O que não é segredo é aquilo que transformou o Flamengo sob o comando de Jesus no melhor time do Brasil com sobras: posse de bola, marcação sob pressão, compactação entre os três setores, mobilidade, velocidade e, sobretudo, intensidade. Titulares absolutos do meio de campo do Flamengo que conquistou a Libertadores em 1981, quando comparam aquele time mítico ao atual, Zico, Adílio e Andrade lembram do princípio do boxe que o falecido treinador rubro-negro Cláudio Coutinho adaptou ao futebol. Quando o pugilista adversário sente um golpe, análogo ao gol, não é o momento de parar para tentar ganhar por pontos. Mas de encaixar quantos golpes mais forem necessários para vencer por nocaute. Foi o caso da goleada aplicada pelo Rubro-Negro em seu último jogo na Libertadores: os 5 a 0 na semifinal sobre o Grêmio, no Maracanã. Entre o Flamengo de 81 e o de hoje, para quem viu o ex-campeão peso pesado Mike Tyson lutar no início de carreira, é mais ou menos aquilo.
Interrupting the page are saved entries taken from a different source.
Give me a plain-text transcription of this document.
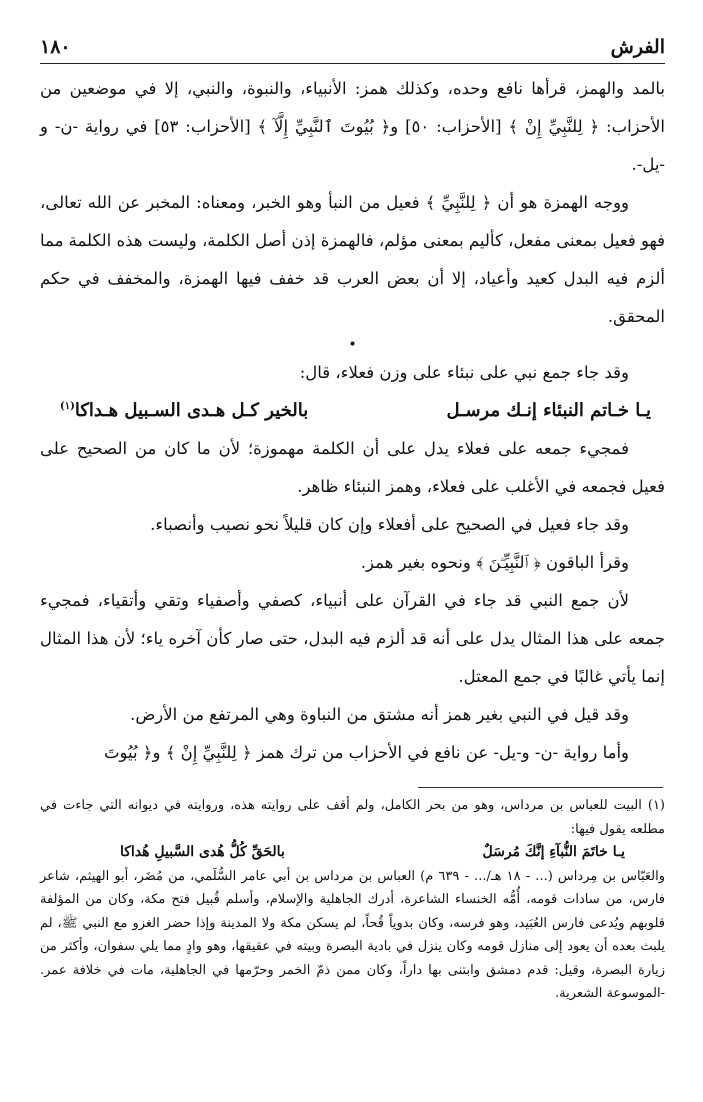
الفرش
١٨٠

بالمد والهمز، قرأها نافع وحده، وكذلك همز: الأنبياء، والنبوة، والنبي، إلا في موضعين من الأحزاب: ﴿ لِلنَّبِيِّ إِنْ ﴾ [الأحزاب: ٥٠] و﴿ بُيُوتَ ٱلنَّبِيِّ إِلَّآ ﴾ [الأحزاب: ٥٣] في رواية -ن- و -يل-.

ووجه الهمزة هو أن ﴿ لِلنَّبِيِّ ﴾ فعيل من النبأ وهو الخبر، ومعناه: المخبر عن الله تعالى، فهو فعيل بمعنى مفعل، كأليم بمعنى مؤلم، فالهمزة إذن أصل الكلمة، وليست هذه الكلمة مما ألزم فيه البدل كعيد وأعياد، إلا أن بعض العرب قد خفف فيها الهمزة، والمخفف في حكم المحقق.

•

وقد جاء جمع نبي على نبئاء على وزن فعلاء، قال:

يـا خـاتم النبئاء إنـك مرسـل
بالخير كـل هـدى السـبيل هـداكا$^{(١)}$

فمجيء جمعه على فعلاء يدل على أن الكلمة مهموزة؛ لأن ما كان من الصحيح على فعيل فجمعه في الأغلب على فعلاء، وهمز النبئاء ظاهر.

وقد جاء فعيل في الصحيح على أفعلاء وإن كان قليلاً نحو نصيب وأنصباء.

وقرأ الباقون ﴿ ٱلنَّبِيِّـۧنَ ﴾ ونحوه بغير همز.

لأن جمع النبي قد جاء في القرآن على أنبياء، كصفي وأصفياء وتقي وأتقياء، فمجيء جمعه على هذا المثال يدل على أنه قد ألزم فيه البدل، حتى صار كأن آخره ياء؛ لأن هذا المثال إنما يأتي غالبًا في جمع المعتل.

وقد قيل في النبي بغير همز أنه مشتق من النباوة وهي المرتفع من الأرض.

وأما رواية -ن- و-يل- عن نافع في الأحزاب من ترك همز ﴿ لِلنَّبِيِّ إِنْ ﴾ و﴿ بُيُوتَ

(١) البيت للعباس بن مرداس، وهو من بحر الكامل، ولم أقف على روايته هذه، وروايته في ديوانه التي جاءت في مطلعه يقول فيها:

يـا خاتَمَ النُّبآءِ إنَّكَ مُرسَلٌ
بالحَقِّ كُلُّ هُدى السَّبيلِ هُداكا

والعَبّاس بن مِرداس (... - ١٨ هـ/... - ٦٣٩ م) العباس بن مرداس بن أبي عامر السُّلَمي، من مُضَر، أبو الهيثم، شاعر فارس، من سادات قومه، أُمُّه الخنساء الشاعرة، أدرك الجاهلية والإسلام، وأسلم قُبيل فتح مكة، وكان من المؤلفة قلوبهم ويُدعى فارس العُبَيد، وهو فرسه، وكان بدوياً قُحاً، لم يسكن مكة ولا المدينة وإذا حضر الغزو مع النبي ﷺ، لم يلبث بعده أن يعود إلى منازل قومه وكان ينزل في بادية البصرة وبيته في عقيقها، وهو وادٍ مما يلي سفوان، وأكثر من زيارة البصرة، وقيل: قدم دمشق وابتنى بها داراً، وكان ممن ذمّ الخمر وحرّمها في الجاهلية، مات في خلافة عمر. -الموسوعة الشعرية.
Se não tem a mesma intensidade que o Flamengo apresenta há cinco meses, o River é o atual campeão da Libertadores, fruto de um trabalho consistente há cinco anos. Na sua fase de recuperação após cair à segunda divisão do Campeonato Argentino em 2011, para voltar à primeira no ano seguinte, o jogo de hoje será a terceira final de Libertadores que o clube disputará com Gallardo como técnico. Sob seu comando, o River foi senhor da América do Sul em 2015 e 2018, repetindo os títulos que o clube havia conquistado em 1986 e 1996. Quando “Los Millionarios” entrarem em campo contra o “Time da Favela”, disputarão a 15ª final de campeonato com Gallardo, que já conquistou 11 títulos nesses últimos cinco anos. É o patrimônio inegável de um campeão, independentemente do placar final no Monumental de Lima.
Virtual campeão brasileiro de 2019, o Flamengo pode garantir matematicamente este título sem entrar em campo. Basta que o vice-líder Palmeiras não vença o Grêmio neste domingo (23). Mas os 81 pontos (13 de vantagem) do Rubro-Negro na tabela do Brasileirão remetem ao objetivo mais alto que será decidido na véspera: foi em 1981 que Zico e companhia conquistaram não só a única Libertadores do Rubro-Negro, como depois o Mundial, com um passeio de 3 a 0 sobre o Liverpool, em Tóquio. Com aparência de destino, é o mesmo clube inglês que, após levantar mais uma Champions da Europa, espera 38 anos depois o vencedor entre Fla e River no Mundial deste ano, no Qatar. A final será jogada em 21 de dezembro.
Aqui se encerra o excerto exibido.